Flexible graphite foil (GF) is a promising innovative material with high thermal conductivity. Its thermal conductivity coefficient varies between 5 and more than 500 W/m·K; thus, considering a density of 1.0 g/cm3, λGF is comparable to the thermal conductivity of aluminum. It is also possible to increase it by modifying the technology of GF production, which makes it possible to expand the application range of products based on graphite foils.
The graphite foil sample, manufactured using the “in-plane” technology, was measured in the experimental setup at room temperature (Troom = 22 ± 1 °C). The experimental setup reached a steady state within a time of ∆t = 0.5 h, with almost equal heat fluxes in the heating unit (Q1 = 11.9 ± 1.9 W) and in the cooling unit (Q2 = 11.1 ± 0.6 W). In a series of 10 measurements at a temperature difference of ∆T = 8.1 ± 0.1 °C (Figure 8a), the thermal conductivity of the graphite foil sample was <λ> = 184 ± 6 W/m·K (Figure 8b).

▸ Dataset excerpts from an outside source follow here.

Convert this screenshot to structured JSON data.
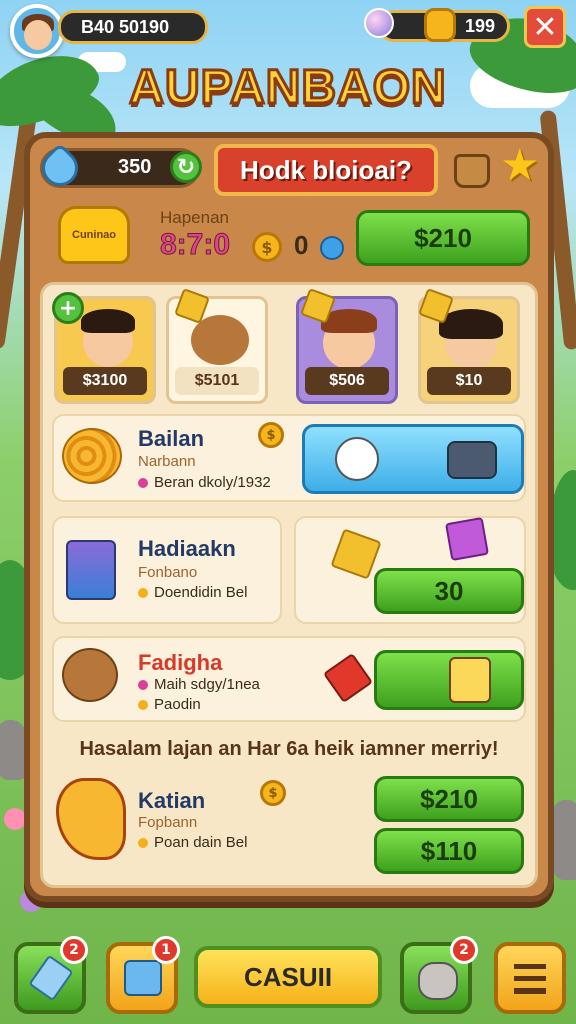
{
  "header": {
    "player_id": "B40 50190",
    "gems_count": "199",
    "title": "AUPANBAON"
  },
  "panel": {
    "energy_value": "350",
    "red_button_label": "Hodk bloioai?",
    "price_button": "$210",
    "star_badge_label": "Cuninao",
    "timer_label": "Hapenan",
    "timer_value": "8:7:0",
    "coin_small_value": "0"
  },
  "characters": [
    {
      "price": "$3100",
      "bg": "#f7c94e"
    },
    {
      "price": "$5101",
      "bg": "#fff6e2"
    },
    {
      "price": "$506",
      "bg": "#a98cde"
    },
    {
      "price": "$10",
      "bg": "#f6d37a"
    }
  ],
  "rows": [
    {
      "title": "Bailan",
      "subtitle": "Narbann",
      "note": "Beran dkoly/1932"
    },
    {
      "title": "Hadiaakn",
      "subtitle": "Fonbano",
      "note": "Doendidin Bel",
      "button": "30"
    },
    {
      "title": "Fadigha",
      "subtitle": "Maih sdgy/1nea",
      "note": "Paodin"
    },
    {
      "title": "Katian",
      "subtitle": "Fopbann",
      "note": "Poan dain Bel",
      "button_1": "$210",
      "button_2": "$110"
    }
  ],
  "banner": "Hasalam lajan an Har 6a heik iamner merriy!",
  "nav": {
    "badge_1": "2",
    "badge_2": "1",
    "badge_4": "2",
    "center_label": "CASUII"
  }
}
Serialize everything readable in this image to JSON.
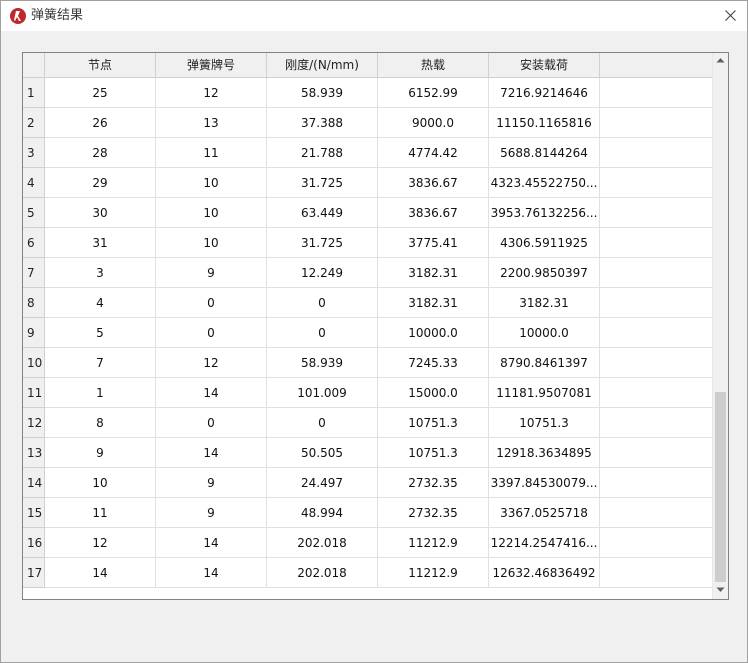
{
  "window": {
    "title": "弹簧结果"
  },
  "table": {
    "columns": [
      "节点",
      "弹簧牌号",
      "刚度/(N/mm)",
      "热载",
      "安装载荷"
    ],
    "rows": [
      {
        "num": "1",
        "cells": [
          "25",
          "12",
          "58.939",
          "6152.99",
          "7216.9214646"
        ]
      },
      {
        "num": "2",
        "cells": [
          "26",
          "13",
          "37.388",
          "9000.0",
          "11150.1165816"
        ]
      },
      {
        "num": "3",
        "cells": [
          "28",
          "11",
          "21.788",
          "4774.42",
          "5688.8144264"
        ]
      },
      {
        "num": "4",
        "cells": [
          "29",
          "10",
          "31.725",
          "3836.67",
          "4323.45522750..."
        ]
      },
      {
        "num": "5",
        "cells": [
          "30",
          "10",
          "63.449",
          "3836.67",
          "3953.76132256..."
        ]
      },
      {
        "num": "6",
        "cells": [
          "31",
          "10",
          "31.725",
          "3775.41",
          "4306.5911925"
        ]
      },
      {
        "num": "7",
        "cells": [
          "3",
          "9",
          "12.249",
          "3182.31",
          "2200.9850397"
        ]
      },
      {
        "num": "8",
        "cells": [
          "4",
          "0",
          "0",
          "3182.31",
          "3182.31"
        ]
      },
      {
        "num": "9",
        "cells": [
          "5",
          "0",
          "0",
          "10000.0",
          "10000.0"
        ]
      },
      {
        "num": "10",
        "cells": [
          "7",
          "12",
          "58.939",
          "7245.33",
          "8790.8461397"
        ]
      },
      {
        "num": "11",
        "cells": [
          "1",
          "14",
          "101.009",
          "15000.0",
          "11181.9507081"
        ]
      },
      {
        "num": "12",
        "cells": [
          "8",
          "0",
          "0",
          "10751.3",
          "10751.3"
        ]
      },
      {
        "num": "13",
        "cells": [
          "9",
          "14",
          "50.505",
          "10751.3",
          "12918.3634895"
        ]
      },
      {
        "num": "14",
        "cells": [
          "10",
          "9",
          "24.497",
          "2732.35",
          "3397.84530079..."
        ]
      },
      {
        "num": "15",
        "cells": [
          "11",
          "9",
          "48.994",
          "2732.35",
          "3367.0525718"
        ]
      },
      {
        "num": "16",
        "cells": [
          "12",
          "14",
          "202.018",
          "11212.9",
          "12214.2547416..."
        ]
      },
      {
        "num": "17",
        "cells": [
          "14",
          "14",
          "202.018",
          "11212.9",
          "12632.46836492"
        ]
      }
    ]
  },
  "icons": {
    "app": "app-logo-icon",
    "close": "close-icon",
    "scroll_up": "arrow-up-icon",
    "scroll_down": "arrow-down-icon"
  }
}
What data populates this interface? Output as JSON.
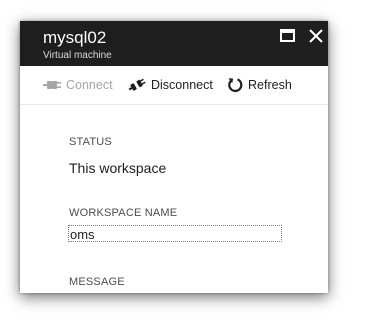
{
  "header": {
    "title": "mysql02",
    "subtitle": "Virtual machine"
  },
  "toolbar": {
    "connect_label": "Connect",
    "disconnect_label": "Disconnect",
    "refresh_label": "Refresh"
  },
  "fields": {
    "status_label": "STATUS",
    "status_value": "This workspace",
    "workspace_label": "WORKSPACE NAME",
    "workspace_value": "oms",
    "message_label": "MESSAGE"
  },
  "colors": {
    "header_bg": "#1e1e1e",
    "disabled_text": "#a6a6a6",
    "focus_border": "#2a8fd6"
  },
  "icons": {
    "maximize": "maximize-icon",
    "close": "close-icon",
    "connect": "plug-connect-icon",
    "disconnect": "plug-disconnect-icon",
    "refresh": "refresh-icon"
  }
}
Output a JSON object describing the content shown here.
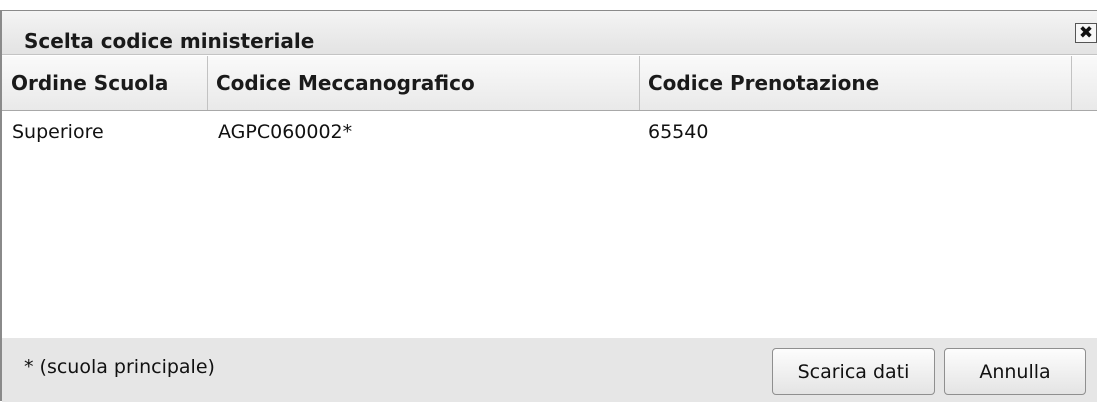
{
  "dialog": {
    "title": "Scelta codice ministeriale",
    "close_icon": "close-icon",
    "close_glyph": "✖"
  },
  "table": {
    "columns": [
      "Ordine Scuola",
      "Codice Meccanografico",
      "Codice Prenotazione",
      ""
    ],
    "rows": [
      [
        "Superiore",
        "AGPC060002*",
        "65540"
      ]
    ]
  },
  "footer": {
    "note": "* (scuola principale)",
    "download_label": "Scarica dati",
    "cancel_label": "Annulla"
  }
}
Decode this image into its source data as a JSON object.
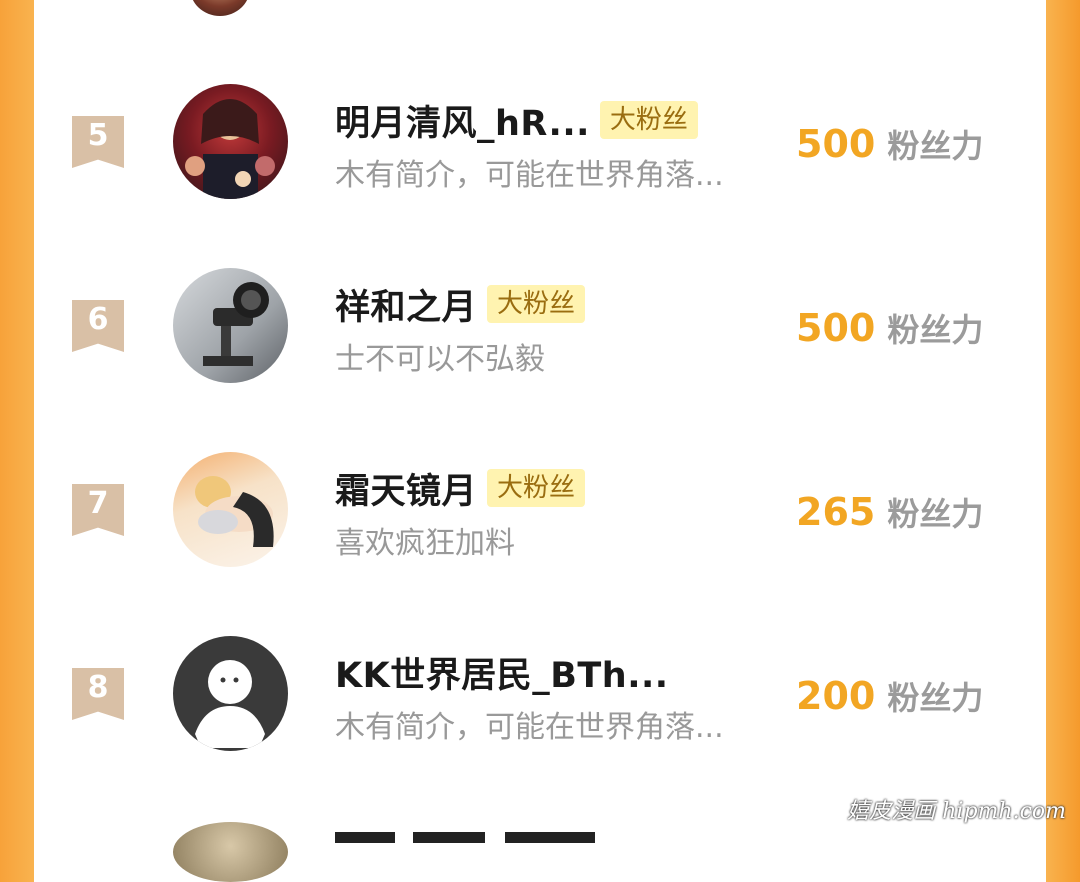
{
  "rows": [
    {
      "rank": "5",
      "name": "明月清风_hR...",
      "badge": "大粉丝",
      "bio": "木有简介，可能在世界角落...",
      "score": "500",
      "unit": "粉丝力"
    },
    {
      "rank": "6",
      "name": "祥和之月",
      "badge": "大粉丝",
      "bio": "士不可以不弘毅",
      "score": "500",
      "unit": "粉丝力"
    },
    {
      "rank": "7",
      "name": "霜天镜月",
      "badge": "大粉丝",
      "bio": "喜欢疯狂加料",
      "score": "265",
      "unit": "粉丝力"
    },
    {
      "rank": "8",
      "name": "KK世界居民_BTh...",
      "badge": "",
      "bio": "木有简介，可能在世界角落...",
      "score": "200",
      "unit": "粉丝力"
    }
  ],
  "watermark": "嬉皮漫画 hipmh.com",
  "colors": {
    "accent_orange": "#f2a623",
    "badge_bg": "#fff3b0",
    "rank_flag": "#d9c0a6",
    "side_bars": "#f7a23a"
  }
}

3.3. X-Ray Studies of Graphite Materials

Properties of the composite product were determined by the parameters of its components: graphite foil and polyethylene. We studied the thermal conductive properties of the GF sample along its rolling direction; the GF thermal conductivity coefficient was 450 times higher than that of polyethylene. Therefore, the thermal conductivity of the composite product was determined by the characteristics of the graphite foil.
The analysis of XRD patterns (Figure 9) of graphite foil with a density of 1.0 g/cm3 (which is the basic component of the studied composite) revealed a pronounced preferred orientation of basal planes in the rolling plane of the foil. This was evident from the presence of intense reflection (0002) and the absence of reflections (10-10) and (10-11) from prismatic and pyramidal planes, indicating a pronounced anisotropy of physical properties.
The opposite situation was observed in high-density graphite samples G1 и G2 ( ρ G 1 = 1.8 g/cm3, ρ G 2 = 1.7 g/cm3); these were highly isotropic, judging from the presence of high-intensity reflections from the (10-10) and (10-11) planes, which are different from the basal planes. To assess the degree of isotropy of the graphite materials’ samples, we used ratios of integral X-ray reflection intensities of prismatic or pyramidal planes to those of basal planes, as given in Table 1.
Such ratios allow for an intercomparison of the characteristics of the samples: the greater the parameter values, the lower the anisotropy, i.e., the more uniform the directional distribution of magnitudes of properties in the sample is. The obtained results indicate that sample G1 was more isotropic than all the others. This was because it was prepared from artificial graphite, which is usually characterized by an isotropic distribution of particle size and nano-crystallites. The analysis of XRD patterns reveals various reflections of sample G1 with considerable peak widths at half height (B), which is indicative of a finer graphite substructure. This is confirmed by the calculation of the sizes of graphite nano-crystallites using the Scherrer method [51,52]. High isotropy and particle fineness, associated with an elevated number of inter-crystallite boundaries, contribute to a decrease in thermal conductivity in such a material, which was confirmed by experimental data (Figure 7b and Figure 8b).
The structural features of samples G1 and G2 were basically similar, but still have some differences. Sample G2 was less anisotropic compared to the graphite foil sample, but more anisotropic than artificial graphite G1. Its B values were lower than those of samples G1 and GF, which was due to an increased size of nano-crystallites in the sample and, consequently, less important micro-deformations. This factor, together with higher anisotropy (as compared to G1) and fewer defects, gave rise to the increased thermal conductivity of such a material (Figure 7b).
The thermal conductivity of the composite product was determined by the characteristics of the graphite foil. Due to the high degree of orientation of the basal planes in the rolling plane, and despite the fact that the crystallite size in GF was smaller and the microdistortions were higher than in G2, the GF composite product had the highest thermal conductivity (Figure 8b) among the graphite materials in question. It is also worth noting that the composite material consisted of low-density graphite foil (1.0 g/cm3). Technologically, it is possible to create denser graphite foil, so a composite material based on higher thermal conductivity values can be achieved, competing with products of the same shape made of aluminum and copper.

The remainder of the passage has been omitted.